Lenders have been encouraged to provide small business start up loans to entrepreneurs in pursuit of financial success.
Business firms avail loans for financing start ups by approaching lenders, like banks and credit unions, who decide on the prudence of the investment based on the following factors. They evaluate the loan application and decide on conventional business financing, that does not require a Small Business Administration (SBA) guarantee, provided the borrower is deemed creditworthy. In case the applicant’s credit history is not up to the lender’s credit standards, the financier would require an additional guarantee, the absence of which would disqualify the borrower from obtaining the loan.
The American Recovery and Reinvestment Act of 2009 was instrumental in the US Small Business Administration (SBA) temporarily eliminating administrative fees and raising the level of guarantee on some of its loans. These steps have been taken to provide lenders with the security necessary to accelerate the process of disbursing loans to millions of business owners who are in desperate need of capital. The reason for the meltdown in lending, was on account of the lending institutions being unable to securitize their loans.

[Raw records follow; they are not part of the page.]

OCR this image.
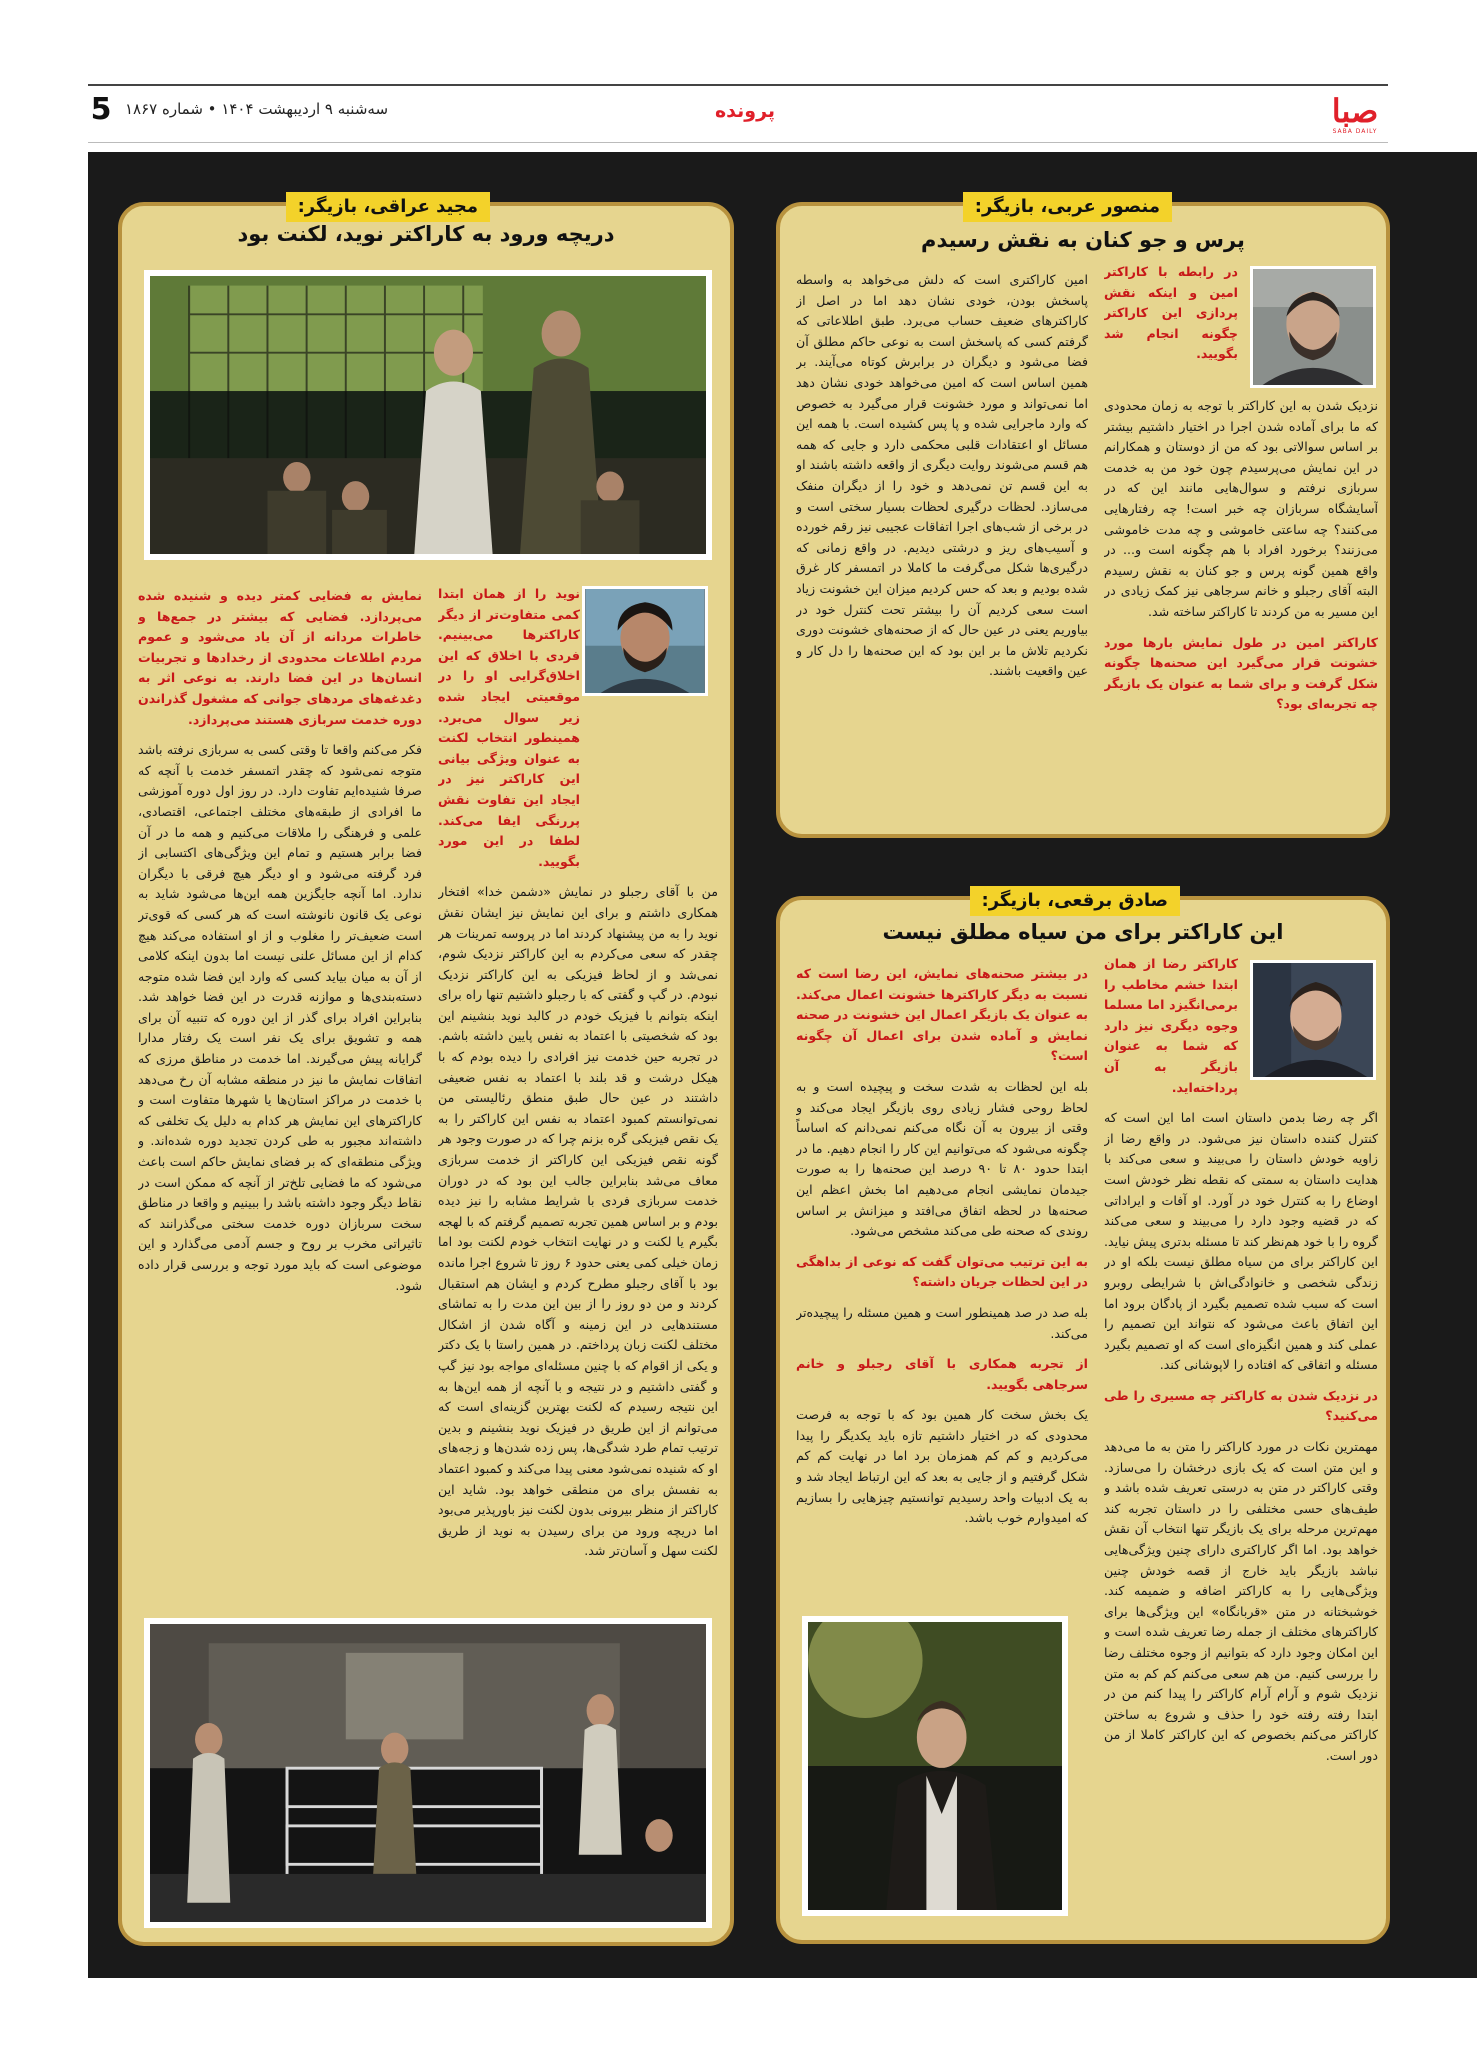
صبا
SABA DAILY
پرونده
سه‌شنبه ۹ اردیبهشت ۱۴۰۴ • شماره ۱۸۶۷
5
منصور عربی، بازیگر:
پرس و جو کنان به نقش رسیدم

در رابطه با کاراکتر امین و اینکه نقش پردازی این کاراکتر چگونه انجام شد بگویید.

نزدیک شدن به این کاراکتر با توجه به زمان محدودی که ما برای آماده شدن اجرا در اختیار داشتیم بیشتر بر اساس سوالاتی بود که من از دوستان و همکارانم در این نمایش می‌پرسیدم چون خود من به خدمت سربازی نرفتم و سوال‌هایی مانند این که در آسایشگاه سربازان چه خبر است! چه رفتارهایی می‌کنند؟ چه ساعتی خاموشی و چه مدت خاموشی می‌زنند؟ برخورد افراد با هم چگونه است و... در واقع همین گونه پرس و جو کنان به نقش رسیدم البته آقای رجبلو و خانم سرجاهی نیز کمک زیادی در این مسیر به من کردند تا کاراکتر ساخته شد.

کاراکتر امین در طول نمایش بارها مورد خشونت قرار می‌گیرد این صحنه‌ها چگونه شکل گرفت و برای شما به عنوان یک بازیگر چه تجربه‌ای بود؟

امین کاراکتری است که دلش می‌خواهد به واسطه پاسخش بودن، خودی نشان دهد اما در اصل از کاراکترهای ضعیف حساب می‌برد. طبق اطلاعاتی که گرفتم کسی که پاسخش است به نوعی حاکم مطلق آن فضا می‌شود و دیگران در برابرش کوتاه می‌آیند. بر همین اساس است که امین می‌خواهد خودی نشان دهد اما نمی‌تواند و مورد خشونت قرار می‌گیرد به خصوص که وارد ماجرایی شده و پا پس کشیده است. با همه این مسائل او اعتقادات قلبی محکمی دارد و جایی که همه هم قسم می‌شوند روایت دیگری از واقعه داشته باشند او به این قسم تن نمی‌دهد و خود را از دیگران منفک می‌سازد. لحظات درگیری لحظات بسیار سختی است و در برخی از شب‌های اجرا اتفاقات عجیبی نیز رقم خورده و آسیب‌های ریز و درشتی دیدیم. در واقع زمانی که درگیری‌ها شکل می‌گرفت ما کاملا در اتمسفر کار غرق شده بودیم و بعد که حس کردیم میزان این خشونت زیاد است سعی کردیم آن را بیشتر تحت کنترل خود در بیاوریم یعنی در عین حال که از صحنه‌های خشونت دوری نکردیم تلاش ما بر این بود که این صحنه‌ها را دل کار و عین واقعیت باشند.

صادق برقعی، بازیگر:
این کاراکتر برای من سیاه مطلق نیست

کاراکتر رضا از همان ابتدا خشم مخاطب را برمی‌انگیزد اما مسلما وجوه دیگری نیز دارد که شما به عنوان بازیگر به آن پرداخته‌اید.

اگر چه رضا بدمن داستان است اما این است که کنترل کننده داستان نیز می‌شود. در واقع رضا از زاویه خودش داستان را می‌بیند و سعی می‌کند با هدایت داستان به سمتی که نقطه نظر خودش است اوضاع را به کنترل خود در آورد. او آفات و ایراداتی که در قضیه وجود دارد را می‌بیند و سعی می‌کند گروه را با خود هم‌نظر کند تا مسئله بدتری پیش نیاید. این کاراکتر برای من سیاه مطلق نیست بلکه او در زندگی شخصی و خانوادگی‌اش با شرایطی روبرو است که سبب شده تصمیم بگیرد از پادگان برود اما این اتفاق باعث می‌شود که نتواند این تصمیم را عملی کند و همین انگیزه‌ای است که او تصمیم بگیرد مسئله و اتفاقی که افتاده را لاپوشانی کند.

در نزدیک شدن به کاراکتر چه مسیری را طی می‌کنید؟

مهمترین نکات در مورد کاراکتر را متن به ما می‌دهد و این متن است که یک بازی درخشان را می‌سازد. وقتی کاراکتر در متن به درستی تعریف شده باشد و طیف‌های حسی مختلفی را در داستان تجربه کند مهم‌ترین مرحله برای یک بازیگر تنها انتخاب آن نقش خواهد بود. اما اگر کاراکتری دارای چنین ویژگی‌هایی نباشد بازیگر باید خارج از قصه خودش چنین ویژگی‌هایی را به کاراکتر اضافه و ضمیمه کند. خوشبختانه در متن «قربانگاه» این ویژگی‌ها برای کاراکترهای مختلف از جمله رضا تعریف شده است و این امکان وجود دارد که بتوانیم از وجوه مختلف رضا را بررسی کنیم. من هم سعی می‌کنم کم کم به متن نزدیک شوم و آرام آرام کاراکتر را پیدا کنم من در ابتدا رفته رفته خود را حذف و شروع به ساختن کاراکتر می‌کنم بخصوص که این کاراکتر کاملا از من دور است.

در بیشتر صحنه‌های نمایش، این رضا است که نسبت به دیگر کاراکترها خشونت اعمال می‌کند. به عنوان یک بازیگر اعمال این خشونت در صحنه نمایش و آماده شدن برای اعمال آن چگونه است؟

بله این لحظات به شدت سخت و پیچیده است و به لحاظ روحی فشار زیادی روی بازیگر ایجاد می‌کند و وقتی از بیرون به آن نگاه می‌کنم نمی‌دانم که اساساً چگونه می‌شود که می‌توانیم این کار را انجام دهیم. ما در ابتدا حدود ۸۰ تا ۹۰ درصد این صحنه‌ها را به صورت جیدمان نمایشی انجام می‌دهیم اما بخش اعظم این صحنه‌ها در لحظه اتفاق می‌افتد و میزانش بر اساس روندی که صحنه طی می‌کند مشخص می‌شود.

به این ترتیب می‌توان گفت که نوعی از بداهگی در این لحظات جریان داشته؟

بله صد در صد همینطور است و همین مسئله را پیچیده‌تر می‌کند.

از تجربه همکاری با آقای رجبلو و خانم سرجاهی بگویید.

یک بخش سخت کار همین بود که با توجه به فرصت محدودی که در اختیار داشتیم تازه باید یکدیگر را پیدا می‌کردیم و کم کم همزمان برد اما در نهایت کم کم شکل گرفتیم و از جایی به بعد که این ارتباط ایجاد شد و به یک ادبیات واحد رسیدیم توانستیم چیزهایی را بسازیم که امیدوارم خوب باشد.

مجید عراقی، بازیگر:
دریچه ورود به کاراکتر نوید، لکنت بود

نوید را از همان ابتدا کمی متفاوت‌تر از دیگر کاراکترها می‌بینیم. فردی با اخلاق که این اخلاق‌گرایی او را در موقعیتی ایجاد شده زیر سوال می‌برد. همینطور انتخاب لکنت به عنوان ویژگی بیانی این کاراکتر نیز در ایجاد این تفاوت نقش پررنگی ایفا می‌کند. لطفا در این مورد بگویید.

من با آقای رجبلو در نمایش «دشمن خدا» افتخار همکاری داشتم و برای این نمایش نیز ایشان نقش نوید را به من پیشنهاد کردند اما در پروسه تمرینات هر چقدر که سعی می‌کردم به این کاراکتر نزدیک شوم، نمی‌شد و از لحاظ فیزیکی به این کاراکتر نزدیک نبودم. در گپ و گفتی که با رجبلو داشتیم تنها راه برای اینکه بتوانم با فیزیک خودم در کالبد نوید بنشینم این بود که شخصیتی با اعتماد به نفس پایین داشته باشم. در تجربه حین خدمت نیز افرادی را دیده بودم که با هیکل درشت و قد بلند با اعتماد به نفس ضعیفی داشتند در عین حال طبق منطق رئالیستی من نمی‌توانستم کمبود اعتماد به نفس این کاراکتر را به یک نقص فیزیکی گره بزنم چرا که در صورت وجود هر گونه نقص فیزیکی این کاراکتر از خدمت سربازی معاف می‌شد بنابراین جالب این بود که در دوران خدمت سربازی فردی با شرایط مشابه را نیز دیده بودم و بر اساس همین تجربه تصمیم گرفتم که با لهجه بگیرم یا لکنت و در نهایت انتخاب خودم لکنت بود اما زمان خیلی کمی یعنی حدود ۶ روز تا شروع اجرا مانده بود با آقای رجبلو مطرح کردم و ایشان هم استقبال کردند و من دو روز را از بین این مدت را به تماشای مستندهایی در این زمینه و آگاه شدن از اشکال مختلف لکنت زبان پرداختم. در همین راستا با یک دکتر و یکی از اقوام که با چنین مسئله‌ای مواجه بود نیز گپ و گفتی داشتیم و در نتیجه و با آنچه از همه این‌ها به این نتیجه رسیدم که لکنت بهترین گزینه‌ای است که می‌توانم از این طریق در فیزیک نوید بنشینم و بدین ترتیب تمام طرد شدگی‌ها، پس زده شدن‌ها و زجه‌های او که شنیده نمی‌شود معنی پیدا می‌کند و کمبود اعتماد به نفسش برای من منطقی خواهد بود. شاید این کاراکتر از منظر بیرونی بدون لکنت نیز باورپذیر می‌بود اما دریچه ورود من برای رسیدن به نوید از طریق لکنت سهل و آسان‌تر شد.

نمایش به فضایی کمتر دیده و شنیده شده می‌پردازد. فضایی که بیشتر در جمع‌ها و خاطرات مردانه از آن یاد می‌شود و عموم مردم اطلاعات محدودی از رخدادها و تجربیات انسان‌ها در این فضا دارند. به نوعی اثر به دغدغه‌های مردهای جوانی که مشغول گذراندن دوره خدمت سربازی هستند می‌پردازد.

فکر می‌کنم واقعا تا وقتی کسی به سربازی نرفته باشد متوجه نمی‌شود که چقدر اتمسفر خدمت با آنچه که صرفا شنیده‌ایم تفاوت دارد. در روز اول دوره آموزشی ما افرادی از طبقه‌های مختلف اجتماعی، اقتصادی، علمی و فرهنگی را ملاقات می‌کنیم و همه ما در آن فضا برابر هستیم و تمام این ویژگی‌های اکتسابی از فرد گرفته می‌شود و او دیگر هیچ فرقی با دیگران ندارد. اما آنچه جایگزین همه این‌ها می‌شود شاید به نوعی یک قانون نانوشته است که هر کسی که قوی‌تر است ضعیف‌تر را مغلوب و از او استفاده می‌کند هیچ کدام از این مسائل علنی نیست اما بدون اینکه کلامی از آن به میان بیاید کسی که وارد این فضا شده متوجه دسته‌بندی‌ها و موازنه قدرت در این فضا خواهد شد. بنابراین افراد برای گذر از این دوره که تنبیه آن برای همه و تشویق برای یک نفر است یک رفتار مدارا گرایانه پیش می‌گیرند. اما خدمت در مناطق مرزی که اتفاقات نمایش ما نیز در منطقه مشابه آن رخ می‌دهد با خدمت در مراکز استان‌ها یا شهرها متفاوت است و کاراکترهای این نمایش هر کدام به دلیل یک تخلفی که داشته‌اند مجبور به طی کردن تجدید دوره شده‌اند. و ویژگی منطقه‌ای که بر فضای نمایش حاکم است باعث می‌شود که ما فضایی تلخ‌تر از آنچه که ممکن است در نقاط دیگر وجود داشته باشد را ببینیم و واقعا در مناطق سخت سربازان دوره خدمت سختی می‌گذرانند که تاثیراتی مخرب بر روح و جسم آدمی می‌گذارد و این موضوعی است که باید مورد توجه و بررسی قرار داده شود.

Securitization is the process of pooling loans together and issuing securities with the underlying pool of loans acting as the collateral. These securities are purchased by investors who receive income from the interest and principal payments made by the borrowers. Securitization increases the lending power of the banks by freeing up funds. However, over time, the liquidity in the secondary markets declined since the securitizing institutions were unable to find buyers for investments backed by the pool of debts.

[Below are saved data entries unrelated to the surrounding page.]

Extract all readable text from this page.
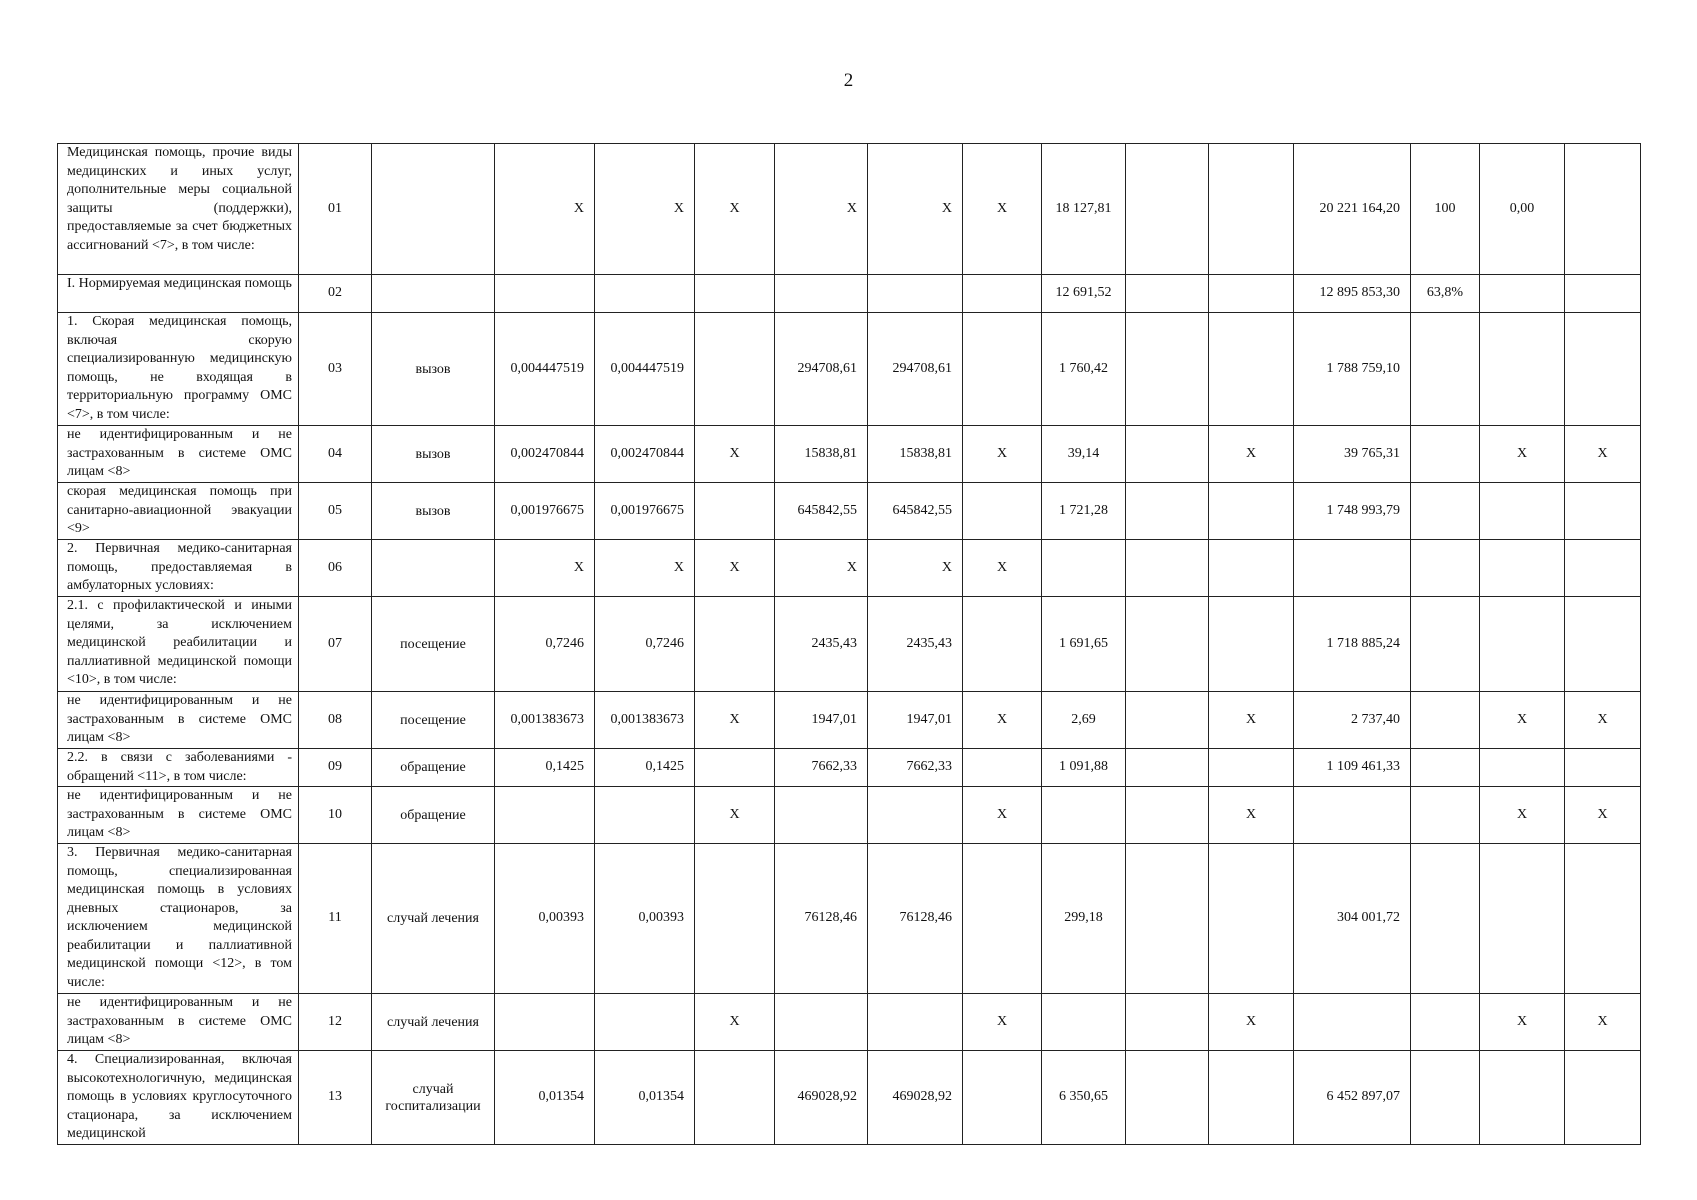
2
Медицинская помощь, прочие виды медицинских и иных услуг, дополнительные меры социальной защиты (поддержки), предоставляемые за счет бюджетных ассигнований <7>, в том числе:	01		X	X	X	X	X	X	18 127,81			20 221 164,20	100	0,00	
I. Нормируемая медицинская помощь	02								12 691,52			12 895 853,30	63,8%		
1. Скорая медицинская помощь, включая скорую специализированную медицинскую помощь, не входящая в территориальную программу ОМС <7>, в том числе:	03	вызов	0,004447519	0,004447519		294708,61	294708,61		1 760,42			1 788 759,10			
не идентифицированным и не застрахованным в системе ОМС лицам <8>	04	вызов	0,002470844	0,002470844	X	15838,81	15838,81	X	39,14		X	39 765,31		X	X
скорая медицинская помощь при санитарно-авиационной эвакуации <9>	05	вызов	0,001976675	0,001976675		645842,55	645842,55		1 721,28			1 748 993,79			
2. Первичная медико-санитарная помощь, предоставляемая в амбулаторных условиях:	06		X	X	X	X	X	X							
2.1. с профилактической и иными целями, за исключением медицинской реабилитации и паллиативной медицинской помощи <10>, в том числе:	07	посещение	0,7246	0,7246		2435,43	2435,43		1 691,65			1 718 885,24			
не идентифицированным и не застрахованным в системе ОМС лицам <8>	08	посещение	0,001383673	0,001383673	X	1947,01	1947,01	X	2,69		X	2 737,40		X	X
2.2. в связи с заболеваниями - обращений <11>, в том числе:	09	обращение	0,1425	0,1425		7662,33	7662,33		1 091,88			1 109 461,33			
не идентифицированным и не застрахованным в системе ОМС лицам <8>	10	обращение			X			X			X			X	X
3. Первичная медико-санитарная помощь, специализированная медицинская помощь в условиях дневных стационаров, за исключением медицинской реабилитации и паллиативной медицинской помощи <12>, в том числе:	11	случай лечения	0,00393	0,00393		76128,46	76128,46		299,18			304 001,72			
не идентифицированным и не застрахованным в системе ОМС лицам <8>	12	случай лечения			X			X			X			X	X
4. Специализированная, включая высокотехнологичную, медицинская помощь в условиях круглосуточного стационара, за исключением медицинской	13	случай госпитализации	0,01354	0,01354		469028,92	469028,92		6 350,65			6 452 897,07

Hence, banks who depended on the secondary markets for liquidity became hesitant in extending credit to small businesses. The American Recovery and Reinvestment Act of 2009, tackled this problem by providing assurance, that the government would purchase 7(a) and 504 first-lien securities, which were backed by the popular SBA loans that promulgated small business start up loans.
Start Up Loans for Small Business Entities
SBA guaranteed 7(a) small business start up loans are meant for borrowers interested in starting a business, expanding, or acquiring small business entities. The typical applicant lacks the necessary collateral to clinch a loan and has insufficient equity to start the enterprise. The maximum amount of SBA guaranteed 7(a) loan that can be availed by a borrower is around USD 2 million, and the SBA guarantees up to 75% of the amount of the loan.
Administrative fees, on processing the loan, have been eliminated on loans originated on/after February 17, 2009, with retrospective effect. Lenders, who have been approved to participate in SBA lending programs, are eligible to provide SBA guaranteed small business loans. People operating a home-based business can apply for this loan provided they meet the standard eligibility and credit criteria.
These loans are provided to start ups, newly established, or growing small business concerns by nonprofit intermediaries who receive funds from the SBA. The amount of money that can be provided as a micro-loan cannot exceed USD 35,000. On an average, the money lent to a borrower is to the tune of USD 13,000. The borrower is expected to submit applications to the local intermediary who decides on the prudence of advancing money to the aspiring entrepreneur.
504 Certified Development Company Loans
These loans are meant for expanding small business enterprises by offering long-term, fixed-rate financing for the purchase of fixed assets, viz. land, building, machinery, and equipment. The borrower brings with him/her a small amount of equity while the remaining portion is shared between the bank/primary lender, and a certified development company (CDC). The portion of the loan from the CDC comes with a SBA guarantee for loans not exceeding USD 4 million.
SBA-backed loans are generally provided to services, retail, accommodation, food, construction, and manufacturing industries. These loans are geared towards helping minorities and women-owned businesses become self sufficient, and successful enterprises that benefit the society by generating employment.